I feel watched. As much as I might believe I’m wandering anonymously, the headphones are too big and too black to escape attention. Overtly conscious of the stage I’m unwittingly made to be an extra in, I look for fellow listeners. I spend ten minutes trying to make eye contact and study their reactions. One of them is sitting musing. One looks like he doesn’t want me to be aware he’s part of this. And as I see one on the escalator, going down as I go up, she smiles then turns her eyes. Monadic we walk undirected.

‘I want to tell someone that I saw a wonderful thing’.

I decide to stop after ten minutes of over-conscious wandering, because one issue that I’m finding hard to tackle is this open space; this deliberate sense of drift. Only when I stop questioning my movements, only when I abandon any pretense of mimesis and begin to think metaphorically, I realise how Audio Obscura has placed me right in that boundless space on which you skip after you’ve found the start of a compelling idea, after you’ve encountered a half-formed captivating thought: that hovering space that absorbs you as you start to make something. A space layered, time after time.

I sit on a bench. I watch St-Pancras-the-palimpsest as it flakes today in front of my eyes, ears and recollections. Once it was early autumn, the breeze freezing and the sense of this architecture of arrivals and departures amplifed. It was 2009 and I was taking part in a sound walk led by Hildegard Westerkamp. The frame of the work then was not given by sounds and words, but by a spatial trajectory – from Euston Road to Regent’s Park by means of detours in back streets and railway stations. Listening then turned me inside out, a resonant membrane for what was around, dizzying, disordered.
______The given trajectory across places enhanced my sense of listening to a soundscape around.

I indulge in St-Pancras-the-palimpsest as Greenlaw’s vocal palimpsest unfolds and draws me in. At its most fragmented and loose it creates spaces for echoes and questioning.
______The given texture of words takes me outside of words, enhances hesitancy.

I do not know these people and their voices, I can’t relate to them as people – they all become figures, signs, masks, vectors.

The voice of an old man, ‘I feel things falling through… I can feel each breath out of my body. The blood that’s so heavy goes so light’.

 ‘I suppose I was the maze’.

‘Listen. The heart of it.’
I wouldn’t call Audio Obscura an exercise in eavesdropping: the tension here is not much on intruding on other people’s fragmented voices and fragmentary stories. The tension of this piece is in bringing those sounds and those fragmented stories back inside the mutating landscape of my understanding, let them hint at my presence here, today.

Audio Obscura is not concerned with sound or listening as such. It builds singular experiences of being – and listening here is a gateway. It points to and expands what cannot be heard, what cannot be said. ‘Dark listening’, Greenlaw calls it. It covets the other side of listening, which could be called making, writing.

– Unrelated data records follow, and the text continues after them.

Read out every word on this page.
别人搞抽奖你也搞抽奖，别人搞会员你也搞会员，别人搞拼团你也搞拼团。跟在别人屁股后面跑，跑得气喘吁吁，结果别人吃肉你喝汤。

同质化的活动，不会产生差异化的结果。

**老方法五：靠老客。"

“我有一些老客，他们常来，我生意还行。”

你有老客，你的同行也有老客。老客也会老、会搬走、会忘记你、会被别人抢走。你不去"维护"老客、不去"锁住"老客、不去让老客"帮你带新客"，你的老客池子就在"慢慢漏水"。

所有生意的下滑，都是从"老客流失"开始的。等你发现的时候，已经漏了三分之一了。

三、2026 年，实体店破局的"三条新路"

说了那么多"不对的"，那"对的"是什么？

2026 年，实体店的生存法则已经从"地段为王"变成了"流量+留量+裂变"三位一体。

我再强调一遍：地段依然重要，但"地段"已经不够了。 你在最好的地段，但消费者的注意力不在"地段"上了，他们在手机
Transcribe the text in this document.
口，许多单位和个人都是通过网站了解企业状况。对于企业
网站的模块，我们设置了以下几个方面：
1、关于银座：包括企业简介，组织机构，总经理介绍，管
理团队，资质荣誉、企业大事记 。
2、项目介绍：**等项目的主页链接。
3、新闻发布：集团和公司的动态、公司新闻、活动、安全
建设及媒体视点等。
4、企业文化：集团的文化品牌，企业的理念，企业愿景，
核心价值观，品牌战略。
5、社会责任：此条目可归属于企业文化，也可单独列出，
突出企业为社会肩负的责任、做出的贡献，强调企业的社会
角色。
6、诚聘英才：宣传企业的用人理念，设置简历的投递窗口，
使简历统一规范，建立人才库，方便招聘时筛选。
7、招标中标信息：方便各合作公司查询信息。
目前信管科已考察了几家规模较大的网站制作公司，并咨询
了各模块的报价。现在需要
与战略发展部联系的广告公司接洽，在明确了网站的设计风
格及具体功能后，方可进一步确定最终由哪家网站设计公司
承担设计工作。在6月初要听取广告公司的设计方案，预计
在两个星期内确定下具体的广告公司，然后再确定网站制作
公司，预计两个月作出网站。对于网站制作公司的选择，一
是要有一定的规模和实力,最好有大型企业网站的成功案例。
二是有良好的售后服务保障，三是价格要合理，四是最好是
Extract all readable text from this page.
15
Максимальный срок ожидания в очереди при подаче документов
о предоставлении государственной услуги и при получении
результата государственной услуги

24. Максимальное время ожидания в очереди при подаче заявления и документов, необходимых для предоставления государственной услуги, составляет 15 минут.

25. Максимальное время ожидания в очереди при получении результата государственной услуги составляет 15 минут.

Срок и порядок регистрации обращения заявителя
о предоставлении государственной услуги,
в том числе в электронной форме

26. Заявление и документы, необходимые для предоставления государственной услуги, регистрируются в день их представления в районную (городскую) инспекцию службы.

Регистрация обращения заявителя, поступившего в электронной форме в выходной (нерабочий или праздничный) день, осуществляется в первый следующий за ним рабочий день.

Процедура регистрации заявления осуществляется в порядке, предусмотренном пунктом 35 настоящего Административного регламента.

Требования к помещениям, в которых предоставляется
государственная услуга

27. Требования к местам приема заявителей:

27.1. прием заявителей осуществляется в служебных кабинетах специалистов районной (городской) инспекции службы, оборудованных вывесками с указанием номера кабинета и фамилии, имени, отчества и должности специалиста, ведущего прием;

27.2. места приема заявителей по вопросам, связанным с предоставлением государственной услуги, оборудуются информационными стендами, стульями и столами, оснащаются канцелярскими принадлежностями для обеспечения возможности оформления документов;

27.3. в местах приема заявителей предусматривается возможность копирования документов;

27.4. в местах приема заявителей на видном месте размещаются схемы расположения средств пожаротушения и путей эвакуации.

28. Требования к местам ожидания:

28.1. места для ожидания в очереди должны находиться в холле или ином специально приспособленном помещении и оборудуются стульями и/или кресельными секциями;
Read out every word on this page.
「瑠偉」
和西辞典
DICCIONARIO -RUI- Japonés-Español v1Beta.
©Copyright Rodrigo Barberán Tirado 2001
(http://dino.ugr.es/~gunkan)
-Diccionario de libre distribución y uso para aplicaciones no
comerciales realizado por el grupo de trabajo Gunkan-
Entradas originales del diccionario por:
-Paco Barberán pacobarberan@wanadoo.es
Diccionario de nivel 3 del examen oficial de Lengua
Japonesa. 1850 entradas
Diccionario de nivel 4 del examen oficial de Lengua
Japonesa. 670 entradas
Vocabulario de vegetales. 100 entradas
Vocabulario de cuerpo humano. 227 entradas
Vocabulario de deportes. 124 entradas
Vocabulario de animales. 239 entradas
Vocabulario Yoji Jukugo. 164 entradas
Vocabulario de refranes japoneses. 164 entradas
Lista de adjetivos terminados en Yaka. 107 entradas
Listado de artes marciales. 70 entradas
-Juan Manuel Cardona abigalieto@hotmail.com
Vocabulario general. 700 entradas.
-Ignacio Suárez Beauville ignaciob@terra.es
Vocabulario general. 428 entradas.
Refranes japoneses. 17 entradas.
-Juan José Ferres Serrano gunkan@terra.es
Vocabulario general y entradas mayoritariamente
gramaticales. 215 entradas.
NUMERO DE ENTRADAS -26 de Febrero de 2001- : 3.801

By using sound as a medium and as a space, Greenlaw has created a beguiling piece on the process of writing. ‘Listen. The heart of it’, those first words I heard evoke Rainer Maria Rilke’s ‘Voices, Voices… Listen, my heart’ in the First Duino Elegy – that moment when the poet’s voice breaks to stop and listen to the ‘stream of uninterrupted news that comes from silence’, lingers in that polyphonic hesitancy, then writes it into a poem nonetheless.

Greenlaw too is a poet, her Audio Obscura exists in the wavering space of creating or finding a poem: ‘the point at which we start to make sense of things’, she says. In the unspoken dark space of listening, when sounds before words generate riddles, in those spots that draw us in although we can’t embrace them, like the essential night embracing Maurice Blanchot’s Orpheus before his song takes shape. Audio Obscura is not a sound piece: it is where each poem begins.